The ACA a complete failure at cost reduction? Results so far seem mixed, but with some great potentials coming up, especially as some techniques (such as ACOs) spread to the private sector. There is no basis on which to simply discount healthcare savings stemming from the practices introduced by the ACA.
“one in four healthcare dollars can be attributed to defensive medicine or the practice of ordering tests, procedures and medications that have no clinical value” Not all procedures, tests and medications of no clinical value are due to defensive medicine. Many things that doctors do have no clinical value (like the $2.4 billion in unnecessary stents per year, the $500 million in computerized mammograms, the complex back fusion surgeries for simple back pain), but they have other incentives to do them — and a malpractice solution would not discourage such practices. In fact, it might even encourage them.
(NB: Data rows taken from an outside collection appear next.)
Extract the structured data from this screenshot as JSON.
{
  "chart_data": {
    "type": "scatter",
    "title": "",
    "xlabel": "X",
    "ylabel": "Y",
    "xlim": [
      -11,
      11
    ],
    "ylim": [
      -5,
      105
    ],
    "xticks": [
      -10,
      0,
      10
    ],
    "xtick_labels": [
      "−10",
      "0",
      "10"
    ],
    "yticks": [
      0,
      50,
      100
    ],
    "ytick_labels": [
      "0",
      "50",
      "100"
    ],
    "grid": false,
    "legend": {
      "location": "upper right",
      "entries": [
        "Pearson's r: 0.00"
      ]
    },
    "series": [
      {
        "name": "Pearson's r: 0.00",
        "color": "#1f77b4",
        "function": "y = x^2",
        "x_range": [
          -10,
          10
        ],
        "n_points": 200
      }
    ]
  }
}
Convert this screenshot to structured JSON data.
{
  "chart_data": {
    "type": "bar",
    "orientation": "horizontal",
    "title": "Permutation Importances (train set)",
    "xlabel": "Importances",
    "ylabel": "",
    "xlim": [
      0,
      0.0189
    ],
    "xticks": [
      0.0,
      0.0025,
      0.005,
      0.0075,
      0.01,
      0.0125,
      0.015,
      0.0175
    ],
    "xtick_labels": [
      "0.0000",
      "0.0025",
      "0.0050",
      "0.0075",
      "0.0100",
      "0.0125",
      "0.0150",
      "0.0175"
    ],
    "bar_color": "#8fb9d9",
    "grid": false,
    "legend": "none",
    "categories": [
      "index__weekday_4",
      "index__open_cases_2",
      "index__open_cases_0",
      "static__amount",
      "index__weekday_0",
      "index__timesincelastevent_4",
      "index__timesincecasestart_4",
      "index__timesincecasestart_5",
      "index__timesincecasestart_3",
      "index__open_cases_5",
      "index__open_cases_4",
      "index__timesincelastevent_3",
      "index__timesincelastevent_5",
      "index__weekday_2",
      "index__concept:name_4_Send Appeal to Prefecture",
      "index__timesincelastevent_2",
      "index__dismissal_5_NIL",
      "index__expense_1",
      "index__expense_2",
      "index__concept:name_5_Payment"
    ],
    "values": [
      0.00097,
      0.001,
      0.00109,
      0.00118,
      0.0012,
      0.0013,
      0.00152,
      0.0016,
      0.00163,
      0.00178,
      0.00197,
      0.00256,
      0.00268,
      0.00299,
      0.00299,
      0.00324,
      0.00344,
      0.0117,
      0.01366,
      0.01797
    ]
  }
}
And $2 trillion does sound like “astounding savings.” But that guesstimate is over 10 years. So, $200 billion per year. Now, yes, that’s real money. I wouldn’t leave it in a paper bag at a bus stop. But it’s $200 billion in a nearly $3 trillion healthcare economy with a conservatively estimated $800-900 billion in wasted spending.
Malpractice and defensive medicine are problems and sources of waste in healthcare, but they are far from the biggest problem we have, as many seem to think.
I am all for reducing the cost of health care, but some of those Biometric numbers seem a little windy to me.
if the average “test of no clinical value” is reimbursed at $500, that would imply that we perform almost one billion useless tests a year.
That would imply that every single hospital patient and many clinic patients are getting a battery of tests. Some do, but some don’t. After a heart attack, a patient will have numerous EKG’s over the next few years. Do these have zero value?
More to the point, I would like to hear from a real doctor (which I am not) about tests having no clinical value. On an anecdotal basis, I read all the time about MRI’s and CT scans that catch early cancer or tumors. Even a test that rules out cancer has some value.